O que mais me marcou naqueles dias de isolamento foi o silêncio. A forma como a sonoridade da cidade mudou de forma radical.

 

Outro dia, caminhando na Praça Vinicius de Moraes num sábado pela manhã, ouvi o canto de algumas cigarras. Uma memória afetiva da infância no sítio me transportou de volta para os anos 1980. Grilos, latidos de cachorros, sapos coaxando, o relincho de um cavalo, um galo a cantar. Sons do interior, trilha sonora de roça, mas que tanto acalma o íntimo. Um convite para desacelerar e apenas ouvir os ruídos deitado numa rede ou sentado no gramado.

 

Tenho para mim que as pessoas não se atentam muito para os sons, para os ruídos da cidade grande. São Paulo é barulhenta, mas aqui no escritório, desfrutamos de um silêncio quase monástico em alguns dias quando o telefone dá uma trégua e passamos o dia trabalhando em silêncio. Sim, hoje em dia, pode-se dizer que o trabalho do advogado é silencioso. O silêncio que é interrompido apenas pelo dedilhar das teclas no computador. Até meu celular fica sempre em modo silencioso. Aprecio o silêncio e deixo-me levar. O silêncio inspira, acalma, convida-me a conversar com Deus. O silêncio é a porta de entrada para a vida interior, para os recantos da alma.

 

Não tenho saudades da pandemia e nem do isolamento, mas a pandemia deixou como fruto positivo a redescoberta do silêncio. Talvez não a redescoberta, mas o contraste entre o silêncio e a agitada rotina paulistana. Um contraste que exige atenção para ser percebido, um contraste que pede sensibilidade, pois é sutil e passa despercebido pela grande maioria das pessoas que caminham neste imenso formigueiro que é a pauliceia.

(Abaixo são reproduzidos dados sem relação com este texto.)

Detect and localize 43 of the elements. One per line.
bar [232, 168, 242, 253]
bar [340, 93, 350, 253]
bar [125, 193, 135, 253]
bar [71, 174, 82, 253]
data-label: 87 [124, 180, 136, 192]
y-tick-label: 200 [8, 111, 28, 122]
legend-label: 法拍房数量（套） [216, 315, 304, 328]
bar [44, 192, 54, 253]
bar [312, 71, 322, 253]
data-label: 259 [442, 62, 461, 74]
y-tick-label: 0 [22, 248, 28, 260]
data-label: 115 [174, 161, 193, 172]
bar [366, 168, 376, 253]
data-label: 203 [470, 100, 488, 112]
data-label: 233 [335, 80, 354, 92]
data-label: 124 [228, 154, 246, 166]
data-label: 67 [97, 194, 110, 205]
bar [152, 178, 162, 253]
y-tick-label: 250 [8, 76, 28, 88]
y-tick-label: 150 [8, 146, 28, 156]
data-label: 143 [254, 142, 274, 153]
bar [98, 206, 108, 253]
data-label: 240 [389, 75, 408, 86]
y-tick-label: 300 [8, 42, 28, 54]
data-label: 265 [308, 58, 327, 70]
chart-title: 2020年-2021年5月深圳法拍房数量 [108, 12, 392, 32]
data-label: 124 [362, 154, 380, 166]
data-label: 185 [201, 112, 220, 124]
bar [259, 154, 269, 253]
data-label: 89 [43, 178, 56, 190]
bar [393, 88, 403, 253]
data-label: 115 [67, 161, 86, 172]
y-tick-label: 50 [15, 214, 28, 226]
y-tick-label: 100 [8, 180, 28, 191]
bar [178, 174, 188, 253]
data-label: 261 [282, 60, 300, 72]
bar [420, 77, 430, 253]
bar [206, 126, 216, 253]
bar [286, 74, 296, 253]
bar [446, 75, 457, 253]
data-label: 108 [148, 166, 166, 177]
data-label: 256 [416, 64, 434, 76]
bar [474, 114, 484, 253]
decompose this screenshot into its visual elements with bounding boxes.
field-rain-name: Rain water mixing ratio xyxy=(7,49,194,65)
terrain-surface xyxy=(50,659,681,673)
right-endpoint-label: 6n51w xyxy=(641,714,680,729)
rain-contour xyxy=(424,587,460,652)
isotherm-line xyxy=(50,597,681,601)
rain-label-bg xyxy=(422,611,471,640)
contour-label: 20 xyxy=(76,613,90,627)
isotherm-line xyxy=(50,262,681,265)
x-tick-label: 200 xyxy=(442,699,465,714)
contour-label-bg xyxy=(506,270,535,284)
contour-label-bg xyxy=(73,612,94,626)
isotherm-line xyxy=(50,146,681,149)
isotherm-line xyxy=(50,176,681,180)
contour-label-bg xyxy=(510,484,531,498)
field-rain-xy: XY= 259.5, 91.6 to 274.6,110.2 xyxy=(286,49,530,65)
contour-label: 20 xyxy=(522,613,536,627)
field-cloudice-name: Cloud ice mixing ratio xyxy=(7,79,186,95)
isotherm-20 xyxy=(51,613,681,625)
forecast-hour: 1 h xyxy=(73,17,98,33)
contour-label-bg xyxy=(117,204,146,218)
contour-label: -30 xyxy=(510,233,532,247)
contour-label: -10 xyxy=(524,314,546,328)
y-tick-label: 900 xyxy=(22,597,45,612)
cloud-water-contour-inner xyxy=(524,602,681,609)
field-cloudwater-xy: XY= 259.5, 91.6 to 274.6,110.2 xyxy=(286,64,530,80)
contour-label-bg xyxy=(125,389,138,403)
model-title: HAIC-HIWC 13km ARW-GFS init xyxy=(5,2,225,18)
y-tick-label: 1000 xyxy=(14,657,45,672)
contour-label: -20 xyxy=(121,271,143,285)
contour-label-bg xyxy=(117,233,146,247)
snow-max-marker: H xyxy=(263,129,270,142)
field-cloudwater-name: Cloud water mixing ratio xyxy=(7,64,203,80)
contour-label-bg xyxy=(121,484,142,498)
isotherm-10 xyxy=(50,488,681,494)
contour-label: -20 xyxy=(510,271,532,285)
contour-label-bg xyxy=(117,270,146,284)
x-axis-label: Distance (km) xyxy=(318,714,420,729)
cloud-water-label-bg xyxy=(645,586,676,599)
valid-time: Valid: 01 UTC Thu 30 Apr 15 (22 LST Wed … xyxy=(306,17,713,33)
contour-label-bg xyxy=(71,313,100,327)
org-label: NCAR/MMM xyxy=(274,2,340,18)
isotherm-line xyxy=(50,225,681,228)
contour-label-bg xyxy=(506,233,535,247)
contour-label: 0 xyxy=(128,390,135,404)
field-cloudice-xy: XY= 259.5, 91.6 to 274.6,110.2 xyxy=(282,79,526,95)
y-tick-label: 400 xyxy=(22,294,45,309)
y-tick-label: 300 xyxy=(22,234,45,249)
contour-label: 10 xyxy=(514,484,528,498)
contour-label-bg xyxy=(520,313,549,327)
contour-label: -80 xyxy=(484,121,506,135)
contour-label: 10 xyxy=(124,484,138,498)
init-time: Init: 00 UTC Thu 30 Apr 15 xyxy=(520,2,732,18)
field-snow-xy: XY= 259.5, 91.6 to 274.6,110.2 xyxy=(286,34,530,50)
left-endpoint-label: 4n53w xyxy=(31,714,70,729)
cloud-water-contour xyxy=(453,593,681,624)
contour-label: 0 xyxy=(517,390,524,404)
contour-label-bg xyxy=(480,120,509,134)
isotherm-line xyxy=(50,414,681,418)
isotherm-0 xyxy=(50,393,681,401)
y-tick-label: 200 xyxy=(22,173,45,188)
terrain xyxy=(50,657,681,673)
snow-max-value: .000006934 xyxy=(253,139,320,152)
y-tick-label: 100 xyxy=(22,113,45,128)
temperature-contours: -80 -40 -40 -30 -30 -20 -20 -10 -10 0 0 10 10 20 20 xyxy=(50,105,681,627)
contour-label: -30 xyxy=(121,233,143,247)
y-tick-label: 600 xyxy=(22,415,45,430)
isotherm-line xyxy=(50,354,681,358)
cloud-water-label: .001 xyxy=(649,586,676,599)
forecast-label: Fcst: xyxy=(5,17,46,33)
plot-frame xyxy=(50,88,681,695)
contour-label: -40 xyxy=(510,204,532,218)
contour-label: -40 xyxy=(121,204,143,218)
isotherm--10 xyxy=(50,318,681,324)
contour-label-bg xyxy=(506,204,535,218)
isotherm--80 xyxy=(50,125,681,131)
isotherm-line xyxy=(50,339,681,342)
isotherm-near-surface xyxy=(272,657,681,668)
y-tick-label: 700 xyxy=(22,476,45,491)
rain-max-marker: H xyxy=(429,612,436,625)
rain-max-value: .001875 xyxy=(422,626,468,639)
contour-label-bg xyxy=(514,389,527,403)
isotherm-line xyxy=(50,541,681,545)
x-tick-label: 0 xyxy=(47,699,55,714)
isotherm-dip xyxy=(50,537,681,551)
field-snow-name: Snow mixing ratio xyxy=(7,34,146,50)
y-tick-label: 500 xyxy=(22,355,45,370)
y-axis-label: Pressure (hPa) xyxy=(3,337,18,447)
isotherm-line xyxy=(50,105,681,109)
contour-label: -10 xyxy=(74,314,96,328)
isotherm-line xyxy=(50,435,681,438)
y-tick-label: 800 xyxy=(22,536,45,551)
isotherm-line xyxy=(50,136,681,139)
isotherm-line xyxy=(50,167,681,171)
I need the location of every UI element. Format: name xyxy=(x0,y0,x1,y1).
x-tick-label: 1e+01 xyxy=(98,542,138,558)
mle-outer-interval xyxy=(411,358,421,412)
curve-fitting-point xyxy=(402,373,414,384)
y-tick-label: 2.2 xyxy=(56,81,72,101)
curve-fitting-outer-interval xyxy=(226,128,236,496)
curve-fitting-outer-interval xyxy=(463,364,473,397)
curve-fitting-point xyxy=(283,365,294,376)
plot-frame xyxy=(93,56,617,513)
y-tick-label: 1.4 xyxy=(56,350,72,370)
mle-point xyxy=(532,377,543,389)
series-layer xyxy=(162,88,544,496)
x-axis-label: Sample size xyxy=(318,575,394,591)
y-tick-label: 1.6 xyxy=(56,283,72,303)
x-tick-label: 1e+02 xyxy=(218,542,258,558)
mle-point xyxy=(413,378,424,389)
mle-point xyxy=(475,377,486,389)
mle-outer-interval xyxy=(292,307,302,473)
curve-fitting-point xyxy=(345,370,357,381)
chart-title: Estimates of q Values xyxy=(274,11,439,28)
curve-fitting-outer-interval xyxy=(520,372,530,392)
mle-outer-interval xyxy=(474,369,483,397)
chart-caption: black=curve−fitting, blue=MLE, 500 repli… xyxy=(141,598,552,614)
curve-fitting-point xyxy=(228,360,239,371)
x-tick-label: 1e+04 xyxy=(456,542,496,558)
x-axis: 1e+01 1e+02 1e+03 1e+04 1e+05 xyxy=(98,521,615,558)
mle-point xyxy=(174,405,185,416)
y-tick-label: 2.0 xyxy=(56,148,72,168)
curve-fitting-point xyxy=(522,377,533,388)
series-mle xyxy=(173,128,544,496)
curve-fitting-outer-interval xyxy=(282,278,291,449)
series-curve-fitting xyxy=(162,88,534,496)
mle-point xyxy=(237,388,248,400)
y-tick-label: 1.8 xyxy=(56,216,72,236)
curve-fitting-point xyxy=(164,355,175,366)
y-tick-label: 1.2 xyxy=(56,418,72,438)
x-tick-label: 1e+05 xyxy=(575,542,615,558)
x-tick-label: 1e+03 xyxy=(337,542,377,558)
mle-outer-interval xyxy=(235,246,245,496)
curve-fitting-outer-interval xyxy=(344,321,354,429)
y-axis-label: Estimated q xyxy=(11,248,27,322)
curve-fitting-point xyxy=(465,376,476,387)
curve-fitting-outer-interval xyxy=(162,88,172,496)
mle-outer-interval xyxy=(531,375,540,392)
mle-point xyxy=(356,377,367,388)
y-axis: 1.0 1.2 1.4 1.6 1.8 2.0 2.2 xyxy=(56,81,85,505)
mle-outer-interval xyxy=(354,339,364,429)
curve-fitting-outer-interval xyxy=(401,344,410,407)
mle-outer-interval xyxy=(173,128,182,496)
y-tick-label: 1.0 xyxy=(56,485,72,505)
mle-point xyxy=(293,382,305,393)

quinta-feira, 7 de março de 2024

Conto: Esquecida

 



The bridge at Herndon, Virginia - @rbueloni



ESQUECIDA


Eu me chateio. Ainda. Talvez não devesse mais, após 32 anos, mas eu havia pedido para tirar a calça de cima da cama antes dela deitar e apagar a luz do quarto. Era um pedido singelo, objetivo, direto. Bastava pendurar a calça no cabide ou deixá-la sobre a cadeira no canto do quarto. Mas ela ignorou meu pedido. Passou em branco. Aquele momento onde o ignorar se confunde com o esquecer e transforma-te em um ser invisível. Muita coisa passava em branco e cada vez com maior frequência.

 

Pedia para comprar pasta de dente no supermercado, ela esquecia. Pedia para pegar dinheiro no caixa eletrônico, ela esquecia. Perguntava se podíamos jantar com amigos, ela esquecia que iria trabalhar. E assim os dias se seguiram, um após o outro. Não me irritava, mas apenas me chateava e notava o esquecimento que recaía sobre mim. Estava sendo esquecido, abandonado, pedacinho por pedacinho, qual um navio de partida que se afasta do porto e a praia vai diminuindo de tamanho até que o horizonte se confunde com a imensidão do mar.

 

Um dia, levei-a ao médico. Desconfiava que aquele esquecimento pudesse ser algo a mais. Não deixei que fosse sozinha e marquei a consulta. Alguns exames e dias depois, veio o diagnóstico de Alzheimer em fase inicial. Ela estava se esquecendo da vida.